Fluorescent superlattices of gold nanoparticles: a new class of functional materials

Abstract

Fluorescent three-dimensional (3-D) superlattices of dansyl glutathione protected gold nanoparticles, with potential applications in molecular detection, have been synthesized at an air/water interface by controlling the pH of the nanoparticle suspension. The number of fluorophores per nanoparticle was calculated to be ~127. Morphologies of the superlattice crystals were examined using scanning electron microscopy (SEM). Most of the crystals observed were triangular in shape.

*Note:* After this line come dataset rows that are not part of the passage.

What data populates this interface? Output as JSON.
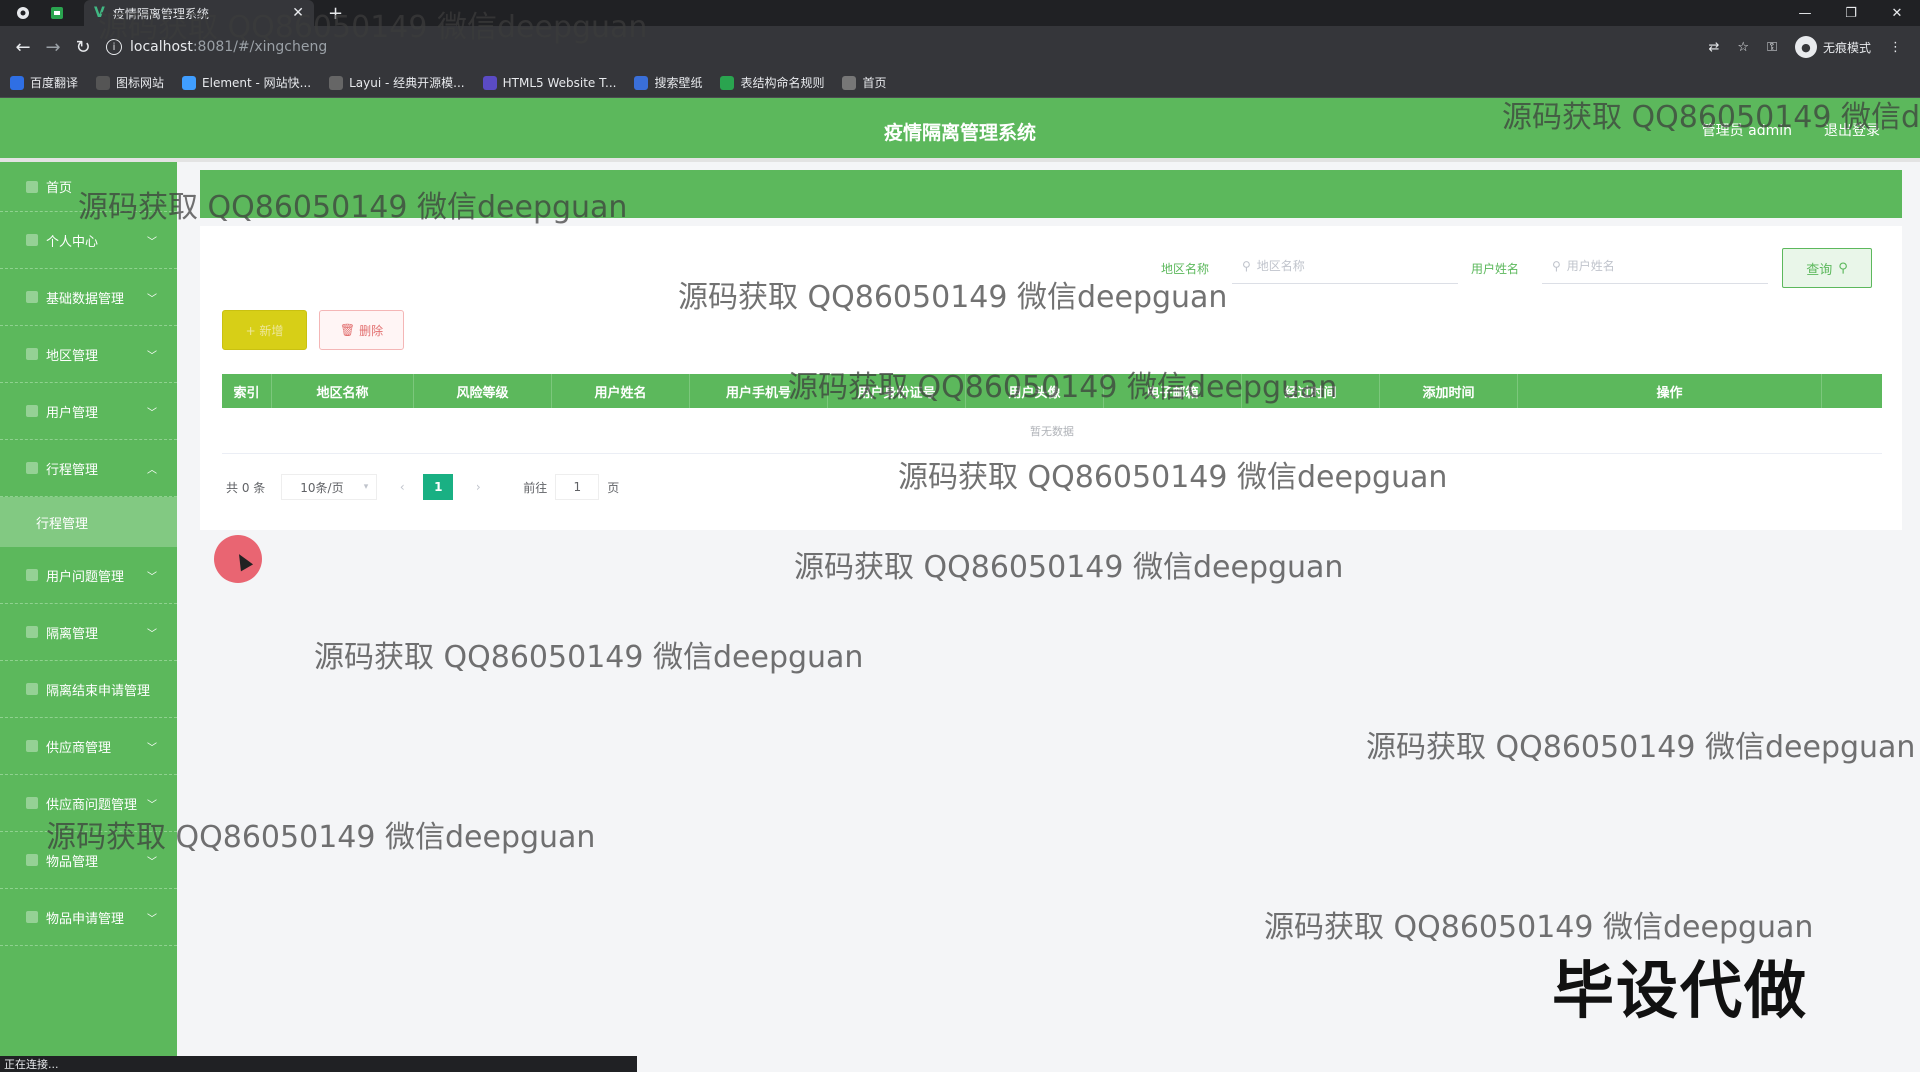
{
  "browser": {
    "tab_title": "疫情隔离管理系统",
    "url_host": "localhost",
    "url_path": ":8081/#/xingcheng",
    "incognito_label": "无痕模式",
    "status_text": "正在连接...",
    "bookmarks": [
      {
        "label": "百度翻译",
        "color": "#2f6fe4"
      },
      {
        "label": "图标网站",
        "color": "#555555"
      },
      {
        "label": "Element - 网站快...",
        "color": "#409eff"
      },
      {
        "label": "Layui - 经典开源模...",
        "color": "#666666"
      },
      {
        "label": "HTML5 Website T...",
        "color": "#5b4bc4"
      },
      {
        "label": "搜索壁纸",
        "color": "#3a6fd8"
      },
      {
        "label": "表结构命名规则",
        "color": "#2aa44f"
      },
      {
        "label": "首页",
        "color": "#777777"
      }
    ]
  },
  "header": {
    "title": "疫情隔离管理系统",
    "user": "管理员 admin",
    "logout": "退出登录",
    "accent": "#5cb85c"
  },
  "sidebar": {
    "items": [
      {
        "label": "首页",
        "chevron": ""
      },
      {
        "label": "个人中心",
        "chevron": "﹀"
      },
      {
        "label": "基础数据管理",
        "chevron": "﹀"
      },
      {
        "label": "地区管理",
        "chevron": "﹀"
      },
      {
        "label": "用户管理",
        "chevron": "﹀"
      },
      {
        "label": "行程管理",
        "chevron": "︿"
      }
    ],
    "sub_item": "行程管理",
    "items2": [
      {
        "label": "用户问题管理",
        "chevron": "﹀"
      },
      {
        "label": "隔离管理",
        "chevron": "﹀"
      },
      {
        "label": "隔离结束申请管理",
        "chevron": ""
      },
      {
        "label": "供应商管理",
        "chevron": "﹀"
      },
      {
        "label": "供应商问题管理",
        "chevron": "﹀"
      },
      {
        "label": "物品管理",
        "chevron": "﹀"
      },
      {
        "label": "物品申请管理",
        "chevron": "﹀"
      }
    ]
  },
  "search": {
    "region_label": "地区名称",
    "region_placeholder": "地区名称",
    "user_label": "用户姓名",
    "user_placeholder": "用户姓名",
    "query_button": "查询"
  },
  "actions": {
    "add": "+ 新增",
    "delete": "删除"
  },
  "table": {
    "columns": [
      "索引",
      "地区名称",
      "风险等级",
      "用户姓名",
      "用户手机号",
      "用户身份证号",
      "用户头像",
      "电子邮箱",
      "经过时间",
      "添加时间",
      "操作"
    ],
    "empty_text": "暂无数据"
  },
  "pagination": {
    "total": "共 0 条",
    "page_size": "10条/页",
    "current_page": "1",
    "goto_prefix": "前往",
    "goto_value": "1",
    "goto_suffix": "页"
  },
  "watermark": {
    "text": "源码获取 QQ86050149 微信deepguan",
    "stamp": "毕设代做"
  }
}
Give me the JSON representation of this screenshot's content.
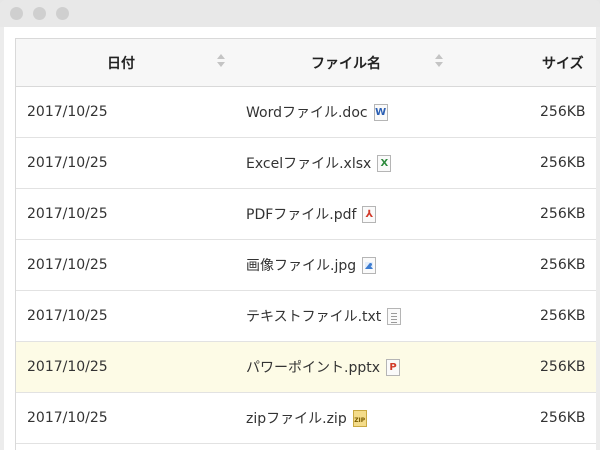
{
  "table": {
    "headers": {
      "date": "日付",
      "name": "ファイル名",
      "size": "サイズ"
    },
    "rows": [
      {
        "date": "2017/10/25",
        "name": "Wordファイル.doc",
        "size": "256KB",
        "icon": "word-file-icon",
        "glyph": "W"
      },
      {
        "date": "2017/10/25",
        "name": "Excelファイル.xlsx",
        "size": "256KB",
        "icon": "excel-file-icon",
        "glyph": "X"
      },
      {
        "date": "2017/10/25",
        "name": "PDFファイル.pdf",
        "size": "256KB",
        "icon": "pdf-file-icon",
        "glyph": "⅄"
      },
      {
        "date": "2017/10/25",
        "name": "画像ファイル.jpg",
        "size": "256KB",
        "icon": "image-file-icon",
        "glyph": ""
      },
      {
        "date": "2017/10/25",
        "name": "テキストファイル.txt",
        "size": "256KB",
        "icon": "text-file-icon",
        "glyph": ""
      },
      {
        "date": "2017/10/25",
        "name": "パワーポイント.pptx",
        "size": "256KB",
        "icon": "powerpoint-file-icon",
        "glyph": "P",
        "highlighted": true
      },
      {
        "date": "2017/10/25",
        "name": "zipファイル.zip",
        "size": "256KB",
        "icon": "zip-file-icon",
        "glyph": "ZIP"
      }
    ]
  },
  "colors": {
    "highlight_row": "#fdfbe6",
    "header_bg": "#f7f7f7",
    "border": "#d9d9d9"
  }
}
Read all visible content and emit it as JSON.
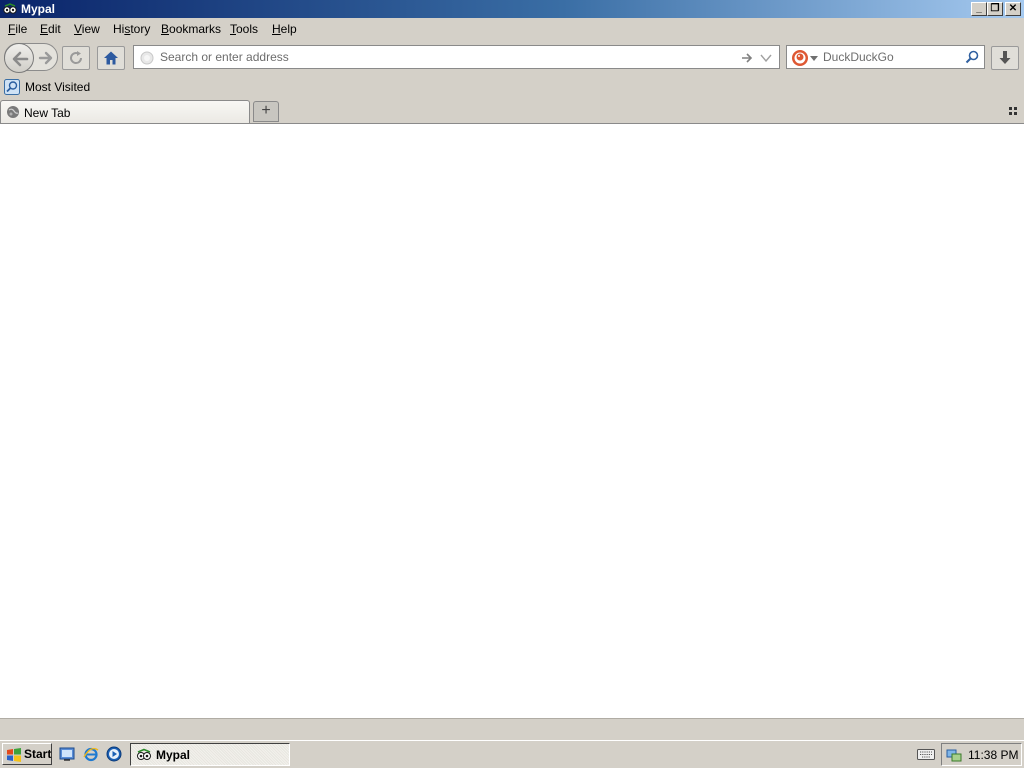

High-resolution transmission electron microscopy (HRTEM) and small angle X-ray scattering (SAXS) were used to study the packing of nanoparticles in these crystals. Both these studies showed that the nanoparticles were arranged in a face-centered cubic (fcc) pattern with a particle-particle distance (center-center) of ~10.5 nm. Evolution of the crystal morphologies with time was also examined. The fluorescence properties of these triangles were studied using confocal fluorescence imaging and confocal Raman mapping, which were in good agreement with the morphologies observed by SEM. The superlattice exhibits near-infrared (NIR) absorption in the range 1100-2500 nm. Easy synthesis of such functional nanoparticle-based solids makes it possible to use them in novel applications. We utilized the fluorescence of dansyl glutathione gold superlattice crystals for the selective detection of bovine serum albumin (BSA), the major protein constituent of blood plasma, based on the selective binding of the naphthalene ring of the dansyl moiety with site I of BSA.